La muerte de José “Pepe” Mujica el 13 de mayo a la edad de 89 años, deja un profundo legado en el ámbito político y filosófico de América Latina. Conocido como el «presidente más pobre del mundo», Mujica no solo se destacó por su austeridad y sencillez, sino también por su capacidad de entrelazar reflexiones filosóficas en sus discursos. «Una de las desgracias de la política es haber abandonado el campo de la filosofía y haberse transformado demasiado en un recetario meramente económico», afirmaba en 2014, en un claro llamado a la reflexión sobre el verdadero significado de la política y el lugar del ser humano en ella. Su visión crítica y su don de la palabra le permitieron resonar con diversas generaciones, haciendo de su discurso un punto de encuentro entre la racionalidad y la emoción.
Mujica, con su estilo característico, desnudó las contradicciones de un mundo obsesionado con la acumulación de bienes materiales. En conversaciones íntimas, como las mantenidas con BBC Mundo, dejó caer perlas de sabiduría que invitaban a la reflexión: «Pobres son los que quieren más», decía, subrayando el desgaste que produce la eterna carrera por un éxito que parece inalcanzable. Su vida, marcada por la resistencia y la lucha, desde su tiempo como guerrillero hasta su presidencia, fue testimonio de un compromiso profundo por los valores que defendía. La renuncia a un estilo de vida ostentoso y su preferencia por mantener una conexión auténtica con las raíces de su ser, llegaron a convertir su humilde Volkswagen «escarabajo» en un ícono que desafiaba los estándares de una política tradicional.
La faceta estoica de Mujica, que él mismo reconocía, lo llevó a ser considerado un pensador que abordaba la vida desde un lugar de profunda conexión con la naturaleza y la humanidad. Este amor por la tierra se reflejaba en su deseo de trabajar la chacra donde vivió incluso durante su mandato. Sus reflexiones sobre el odio y la superación personal se convirtieron en lecciones de vida que resonaban en todos aquellos que le escuchaban. Mujica ofrecía una perspectiva renovadora en un campo a menudo marcado por la polarización: «En mi jardín hace décadas que no cultivo el odio», dijo en su última renuncia como senador, dejando claro que la política podía, y debía, ser un acto de amor y reconciliación, incluso con aquellos que han sido sus adversarios.

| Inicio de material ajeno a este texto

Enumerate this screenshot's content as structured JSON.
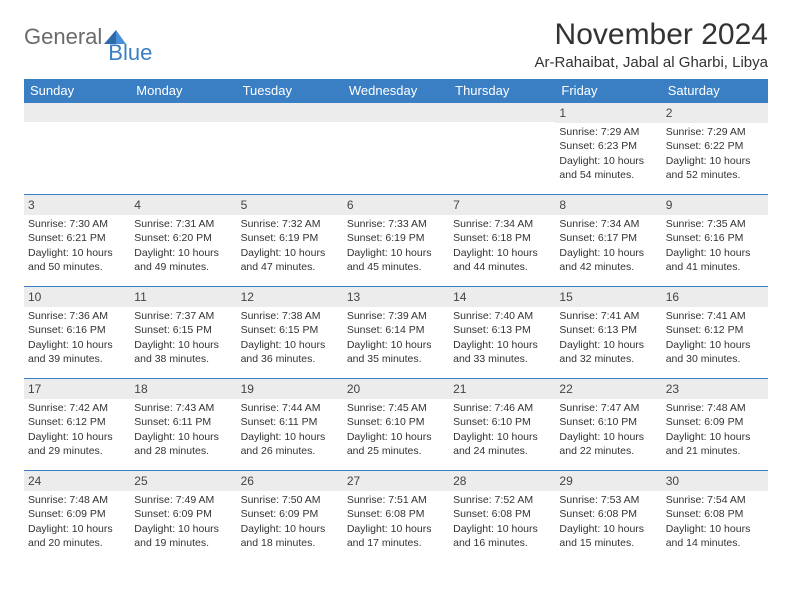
{
  "logo": {
    "text1": "General",
    "text2": "Blue"
  },
  "title": "November 2024",
  "location": "Ar-Rahaibat, Jabal al Gharbi, Libya",
  "colors": {
    "header_bg": "#3a7fc4",
    "header_text": "#ffffff",
    "daynum_bg": "#ececec",
    "border": "#3a7fc4",
    "text": "#333333",
    "logo_gray": "#6b6b6b",
    "logo_blue": "#3a7fc4",
    "page_bg": "#ffffff"
  },
  "weekdays": [
    "Sunday",
    "Monday",
    "Tuesday",
    "Wednesday",
    "Thursday",
    "Friday",
    "Saturday"
  ],
  "weeks": [
    [
      null,
      null,
      null,
      null,
      null,
      {
        "n": "1",
        "sunrise": "7:29 AM",
        "sunset": "6:23 PM",
        "dl1": "Daylight: 10 hours",
        "dl2": "and 54 minutes."
      },
      {
        "n": "2",
        "sunrise": "7:29 AM",
        "sunset": "6:22 PM",
        "dl1": "Daylight: 10 hours",
        "dl2": "and 52 minutes."
      }
    ],
    [
      {
        "n": "3",
        "sunrise": "7:30 AM",
        "sunset": "6:21 PM",
        "dl1": "Daylight: 10 hours",
        "dl2": "and 50 minutes."
      },
      {
        "n": "4",
        "sunrise": "7:31 AM",
        "sunset": "6:20 PM",
        "dl1": "Daylight: 10 hours",
        "dl2": "and 49 minutes."
      },
      {
        "n": "5",
        "sunrise": "7:32 AM",
        "sunset": "6:19 PM",
        "dl1": "Daylight: 10 hours",
        "dl2": "and 47 minutes."
      },
      {
        "n": "6",
        "sunrise": "7:33 AM",
        "sunset": "6:19 PM",
        "dl1": "Daylight: 10 hours",
        "dl2": "and 45 minutes."
      },
      {
        "n": "7",
        "sunrise": "7:34 AM",
        "sunset": "6:18 PM",
        "dl1": "Daylight: 10 hours",
        "dl2": "and 44 minutes."
      },
      {
        "n": "8",
        "sunrise": "7:34 AM",
        "sunset": "6:17 PM",
        "dl1": "Daylight: 10 hours",
        "dl2": "and 42 minutes."
      },
      {
        "n": "9",
        "sunrise": "7:35 AM",
        "sunset": "6:16 PM",
        "dl1": "Daylight: 10 hours",
        "dl2": "and 41 minutes."
      }
    ],
    [
      {
        "n": "10",
        "sunrise": "7:36 AM",
        "sunset": "6:16 PM",
        "dl1": "Daylight: 10 hours",
        "dl2": "and 39 minutes."
      },
      {
        "n": "11",
        "sunrise": "7:37 AM",
        "sunset": "6:15 PM",
        "dl1": "Daylight: 10 hours",
        "dl2": "and 38 minutes."
      },
      {
        "n": "12",
        "sunrise": "7:38 AM",
        "sunset": "6:15 PM",
        "dl1": "Daylight: 10 hours",
        "dl2": "and 36 minutes."
      },
      {
        "n": "13",
        "sunrise": "7:39 AM",
        "sunset": "6:14 PM",
        "dl1": "Daylight: 10 hours",
        "dl2": "and 35 minutes."
      },
      {
        "n": "14",
        "sunrise": "7:40 AM",
        "sunset": "6:13 PM",
        "dl1": "Daylight: 10 hours",
        "dl2": "and 33 minutes."
      },
      {
        "n": "15",
        "sunrise": "7:41 AM",
        "sunset": "6:13 PM",
        "dl1": "Daylight: 10 hours",
        "dl2": "and 32 minutes."
      },
      {
        "n": "16",
        "sunrise": "7:41 AM",
        "sunset": "6:12 PM",
        "dl1": "Daylight: 10 hours",
        "dl2": "and 30 minutes."
      }
    ],
    [
      {
        "n": "17",
        "sunrise": "7:42 AM",
        "sunset": "6:12 PM",
        "dl1": "Daylight: 10 hours",
        "dl2": "and 29 minutes."
      },
      {
        "n": "18",
        "sunrise": "7:43 AM",
        "sunset": "6:11 PM",
        "dl1": "Daylight: 10 hours",
        "dl2": "and 28 minutes."
      },
      {
        "n": "19",
        "sunrise": "7:44 AM",
        "sunset": "6:11 PM",
        "dl1": "Daylight: 10 hours",
        "dl2": "and 26 minutes."
      },
      {
        "n": "20",
        "sunrise": "7:45 AM",
        "sunset": "6:10 PM",
        "dl1": "Daylight: 10 hours",
        "dl2": "and 25 minutes."
      },
      {
        "n": "21",
        "sunrise": "7:46 AM",
        "sunset": "6:10 PM",
        "dl1": "Daylight: 10 hours",
        "dl2": "and 24 minutes."
      },
      {
        "n": "22",
        "sunrise": "7:47 AM",
        "sunset": "6:10 PM",
        "dl1": "Daylight: 10 hours",
        "dl2": "and 22 minutes."
      },
      {
        "n": "23",
        "sunrise": "7:48 AM",
        "sunset": "6:09 PM",
        "dl1": "Daylight: 10 hours",
        "dl2": "and 21 minutes."
      }
    ],
    [
      {
        "n": "24",
        "sunrise": "7:48 AM",
        "sunset": "6:09 PM",
        "dl1": "Daylight: 10 hours",
        "dl2": "and 20 minutes."
      },
      {
        "n": "25",
        "sunrise": "7:49 AM",
        "sunset": "6:09 PM",
        "dl1": "Daylight: 10 hours",
        "dl2": "and 19 minutes."
      },
      {
        "n": "26",
        "sunrise": "7:50 AM",
        "sunset": "6:09 PM",
        "dl1": "Daylight: 10 hours",
        "dl2": "and 18 minutes."
      },
      {
        "n": "27",
        "sunrise": "7:51 AM",
        "sunset": "6:08 PM",
        "dl1": "Daylight: 10 hours",
        "dl2": "and 17 minutes."
      },
      {
        "n": "28",
        "sunrise": "7:52 AM",
        "sunset": "6:08 PM",
        "dl1": "Daylight: 10 hours",
        "dl2": "and 16 minutes."
      },
      {
        "n": "29",
        "sunrise": "7:53 AM",
        "sunset": "6:08 PM",
        "dl1": "Daylight: 10 hours",
        "dl2": "and 15 minutes."
      },
      {
        "n": "30",
        "sunrise": "7:54 AM",
        "sunset": "6:08 PM",
        "dl1": "Daylight: 10 hours",
        "dl2": "and 14 minutes."
      }
    ]
  ]
}
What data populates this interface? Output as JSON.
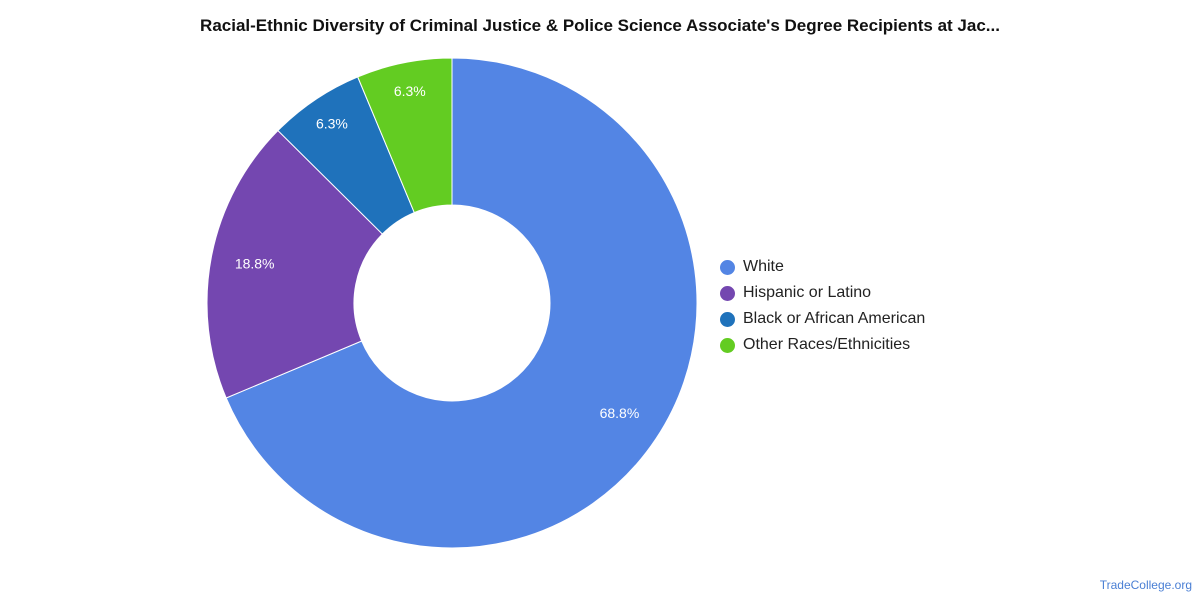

Su legado político no se limitó únicamente a su estilo personal; Mujica fue también un precursor de reformas audaces en Uruguay, como la legalización de la marihuana y el reconocimiento de derechos para las parejas del mismo sexo. Esas decisiones, en la vanguardia de un debate moral complejo, propusieron un cambio de paradigma sobre cómo la política puede abordar problemáticas sociales de larga data. Mujica creía en la capacidad de los Estados para ser herramientas de cambio, aunque también se cuestionaba sobre las falencias de su gestión, mostrando una humildad que pocos gobernantes exhiben. «Es inconcebible que en el Uruguay haya gente con dificultades para comer», afirmó, reflejando la tensión entre los avances logrados y el trabajo que aún quedaba por hacer.
A través de su vida, Mujica se convirtió en un símbolo no solo en Uruguay, sino en toda América Latina, donde su voz ha resonado entre jóvenes y ancianos por igual. Aterrizando en temas contemplativos sobre la vida, la muerte y el propósito, su filosofía simple pero profunda lo centró como una figura singular. En palabras suyas: «Triunfar en la vida no es ganar, es levantarse y volver a empezar cada vez que uno cae». La historia de Mujica refleja el viaje común de muchos, marcado por caídas y levantamientos, y su ausencia deja un vacío que invita a reminiscencias sobre los valores que él tanto defendía: la solidaridad, la sencillez y el compromiso por un futuro mejor.